Off the eastern coast of India lies an extraordinary cluster of islands known as the Sundarbans. It is a raw but beautiful area, a place of man-eating tigers, river dolphins, huge crocodiles, and devastating tides that sweep across the terrain without remorse. In this exotic land, marine biologist Piya, fisherman Fokir, and translator Kanai meet. As they travel deep into the remote archipelago, they experience a territory at risk not only from natural disaster, but also from human foolishness and volatile politics.
Hailed as "a novelist of dazzling ingenuity" by the San Francisco Chronicle, Ghosh delivers a rich and evocative story of profound truths staged against an unforgettable backdrop.
©2005 Amitav Ghosh; (P)2005 Recorded Books, LLC
"Another triumph of gorgeous writing, intelligent romance, and keen philosophical inquiries." (Booklist)
"One doesn't so much read Ghosh's masterful fifth novel as inhabit his characters and the alluring if treacherous Sundarban archipelago." (Publishers Weekly)
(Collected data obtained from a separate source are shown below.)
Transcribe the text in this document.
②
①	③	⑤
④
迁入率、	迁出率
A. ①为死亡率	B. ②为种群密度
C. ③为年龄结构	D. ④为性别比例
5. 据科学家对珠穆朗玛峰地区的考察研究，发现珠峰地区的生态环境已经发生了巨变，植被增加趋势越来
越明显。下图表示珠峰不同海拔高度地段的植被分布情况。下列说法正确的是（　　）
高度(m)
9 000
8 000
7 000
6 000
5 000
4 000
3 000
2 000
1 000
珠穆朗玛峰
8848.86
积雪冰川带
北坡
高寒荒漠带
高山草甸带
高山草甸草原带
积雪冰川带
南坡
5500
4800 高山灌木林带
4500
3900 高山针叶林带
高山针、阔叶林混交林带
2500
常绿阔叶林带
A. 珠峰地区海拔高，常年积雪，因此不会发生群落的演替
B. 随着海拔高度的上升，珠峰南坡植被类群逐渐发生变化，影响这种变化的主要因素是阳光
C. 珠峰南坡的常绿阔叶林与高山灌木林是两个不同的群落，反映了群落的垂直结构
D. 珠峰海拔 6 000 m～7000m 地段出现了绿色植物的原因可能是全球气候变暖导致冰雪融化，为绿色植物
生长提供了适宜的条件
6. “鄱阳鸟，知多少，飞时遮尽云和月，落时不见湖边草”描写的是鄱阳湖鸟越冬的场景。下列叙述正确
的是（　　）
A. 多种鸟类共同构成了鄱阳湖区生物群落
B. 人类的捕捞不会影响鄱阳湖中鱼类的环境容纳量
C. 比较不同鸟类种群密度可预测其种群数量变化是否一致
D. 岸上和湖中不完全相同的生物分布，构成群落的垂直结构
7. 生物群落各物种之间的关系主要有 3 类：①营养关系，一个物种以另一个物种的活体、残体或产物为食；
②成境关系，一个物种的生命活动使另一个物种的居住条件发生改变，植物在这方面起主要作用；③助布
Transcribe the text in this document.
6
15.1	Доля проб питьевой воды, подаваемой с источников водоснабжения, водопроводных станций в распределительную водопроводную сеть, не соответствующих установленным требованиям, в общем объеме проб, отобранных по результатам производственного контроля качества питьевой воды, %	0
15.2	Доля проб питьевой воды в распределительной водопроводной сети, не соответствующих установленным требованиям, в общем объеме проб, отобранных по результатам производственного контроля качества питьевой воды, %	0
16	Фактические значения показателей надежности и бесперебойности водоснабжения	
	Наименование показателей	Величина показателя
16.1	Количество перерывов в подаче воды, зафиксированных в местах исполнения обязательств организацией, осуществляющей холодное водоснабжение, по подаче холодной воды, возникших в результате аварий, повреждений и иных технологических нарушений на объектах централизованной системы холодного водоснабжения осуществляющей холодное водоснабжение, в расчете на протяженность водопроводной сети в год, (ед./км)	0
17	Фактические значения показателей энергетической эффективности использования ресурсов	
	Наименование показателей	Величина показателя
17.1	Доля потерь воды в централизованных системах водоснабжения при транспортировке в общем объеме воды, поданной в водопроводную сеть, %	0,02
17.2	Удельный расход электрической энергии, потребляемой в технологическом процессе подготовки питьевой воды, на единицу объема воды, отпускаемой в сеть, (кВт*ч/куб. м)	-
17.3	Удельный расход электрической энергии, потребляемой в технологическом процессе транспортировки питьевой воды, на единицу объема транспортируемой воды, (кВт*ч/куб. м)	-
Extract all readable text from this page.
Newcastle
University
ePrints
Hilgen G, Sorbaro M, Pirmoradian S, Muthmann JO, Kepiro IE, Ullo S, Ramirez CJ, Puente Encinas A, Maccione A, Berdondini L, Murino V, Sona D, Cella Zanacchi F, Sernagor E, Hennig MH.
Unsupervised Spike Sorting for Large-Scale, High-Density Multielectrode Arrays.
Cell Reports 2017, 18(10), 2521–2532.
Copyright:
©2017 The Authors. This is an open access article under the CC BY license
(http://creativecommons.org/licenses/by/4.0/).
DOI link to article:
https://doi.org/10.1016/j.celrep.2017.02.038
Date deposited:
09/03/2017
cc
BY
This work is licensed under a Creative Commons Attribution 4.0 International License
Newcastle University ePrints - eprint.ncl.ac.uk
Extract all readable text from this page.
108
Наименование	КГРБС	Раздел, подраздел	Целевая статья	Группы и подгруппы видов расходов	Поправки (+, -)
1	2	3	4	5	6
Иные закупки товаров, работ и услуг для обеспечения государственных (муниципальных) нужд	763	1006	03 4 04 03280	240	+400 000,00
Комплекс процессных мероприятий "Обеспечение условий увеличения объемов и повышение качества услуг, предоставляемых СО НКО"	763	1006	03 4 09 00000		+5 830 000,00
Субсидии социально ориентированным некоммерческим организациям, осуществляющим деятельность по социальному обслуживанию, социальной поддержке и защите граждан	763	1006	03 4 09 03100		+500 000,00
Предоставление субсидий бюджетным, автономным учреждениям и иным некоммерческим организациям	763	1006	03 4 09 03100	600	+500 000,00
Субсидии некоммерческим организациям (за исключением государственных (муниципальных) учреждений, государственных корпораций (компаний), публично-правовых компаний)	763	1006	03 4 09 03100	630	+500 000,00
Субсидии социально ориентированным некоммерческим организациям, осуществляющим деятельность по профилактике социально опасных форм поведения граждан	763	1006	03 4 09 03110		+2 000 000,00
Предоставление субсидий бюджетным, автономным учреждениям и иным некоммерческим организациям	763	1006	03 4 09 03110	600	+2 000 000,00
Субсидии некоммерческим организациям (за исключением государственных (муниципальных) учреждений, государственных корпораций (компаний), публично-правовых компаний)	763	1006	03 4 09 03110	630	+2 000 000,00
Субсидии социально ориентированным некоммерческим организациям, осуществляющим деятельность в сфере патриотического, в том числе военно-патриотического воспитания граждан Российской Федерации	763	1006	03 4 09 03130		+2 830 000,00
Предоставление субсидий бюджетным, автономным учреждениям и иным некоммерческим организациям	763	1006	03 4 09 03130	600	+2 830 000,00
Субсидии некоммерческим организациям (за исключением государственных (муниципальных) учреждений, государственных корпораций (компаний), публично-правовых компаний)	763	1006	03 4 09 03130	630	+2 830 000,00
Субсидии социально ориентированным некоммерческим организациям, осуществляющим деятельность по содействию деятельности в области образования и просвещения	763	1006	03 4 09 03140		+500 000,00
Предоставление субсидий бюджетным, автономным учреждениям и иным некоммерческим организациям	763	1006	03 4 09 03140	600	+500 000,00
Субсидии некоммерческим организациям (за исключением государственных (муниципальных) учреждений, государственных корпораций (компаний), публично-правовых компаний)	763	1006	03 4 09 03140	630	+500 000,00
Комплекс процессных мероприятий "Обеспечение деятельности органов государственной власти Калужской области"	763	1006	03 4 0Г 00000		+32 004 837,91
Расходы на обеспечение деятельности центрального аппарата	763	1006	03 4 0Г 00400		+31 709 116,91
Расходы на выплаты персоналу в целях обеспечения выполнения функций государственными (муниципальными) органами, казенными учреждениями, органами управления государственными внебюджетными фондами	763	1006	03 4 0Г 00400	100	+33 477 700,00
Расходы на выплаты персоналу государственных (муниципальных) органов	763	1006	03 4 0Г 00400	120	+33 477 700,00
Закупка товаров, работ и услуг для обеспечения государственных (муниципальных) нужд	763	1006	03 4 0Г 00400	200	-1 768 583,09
With its "heart of darkness" tone and subject matter, this book is an intriguing mix of adventure tale, geopolitical treatise, and love story. The author writes beautifully, bringing the eerily dreamlike Sundarbans and their inhabitants fully to life. Some of the characters--and particularly the young female environmental scientist at the heart of the story--remain a bit underdeveloped. But the book's setting, tone, and language are so lush and the story so authentic that this is easily overlooked. "The Hungry Tide" is a highly satisfying audiobook that I hated to finish.
I loved learning about the Sundarbans in the delta of the Ganges while being totally entertained by the story. Ghosh writes from a different cultural perspective that respects both the oral traditions and knowledge of Fokir, the fisherman as well as the educated principal and brave scientist from America. Their lives intertwine in sometimes funny, somtimes dramatic ways. Fabulous narrator!
I do not want to discourage anyone from downloading this book. It is well written and life like. This book will give you a good idea of the poverty in the mangrove swamps of India. It is also the point of view of a scientist devoted to river wild life (dolphins). While there are some tense moments, for the most part it is a travelogue. The subject did not grab my attention enough to rate it higher. Still a talented author.
This novel was fascinating. The characters were well drawn, and the reader actually cares what happens to them. The plot held my attention from start to finish. The ending was satisfying, unlike so many novels. The extreme fascination with dolphins was a bit "off key" in this otherwise excellent read.
This is another brilliant work by Ghosh. The geographical and historical detail and sensitivity with which he describes the remote ( unless you live there, of course) area of the Sunderbans is remarkable.
Although the narrator enlivens the reading with his convincing characterizations - no small accomplishment given the combination of accents and characters - the pace drags at times.
Beautifully read, this book draws you into a world so far from the reality most of us know. The storytelling is somewhat reminiscent of Anansi Boys, with elaborate interaction of gods, man, and nature, though the main story line is firmly set in "contemporary" India (the rural Bangladesh border area). The main female character is a field biologist, and the book offers insight into the lifestyle she has chosen. While the ending is not unexpected, the book is entertaining and enjoyable, and is suitable for sophisticated young adults as well.
I agree with the others who have alredy reviewed this book. I was captivated by the stories told and the characters. The manner in which the culture and way of life were explored in the book was very interesting. The narration was well done and the characters' voices still echo in my head.
Excelllent nuanced narration + historical epic event + a moving story + immersion into a very different culture + gifted writing = a great listen.
Should not be missed by anyone who values historical fiction.
I would actually give this book four and a half stars if possible. Interestingly the main character of the book is the least interesting. He is merely the body about which the absorbing characters orbit. Besides the characters of the dolphin scientist and her fisherman guide is the fascinating historical and cultural aspects of the region. My only nit-pick is that sometimes the the author went on a bit too long about some of the historical and mythalogical aspects and I found myself zoning out. All in all I feel enriched by having read this book and was sad to have it end.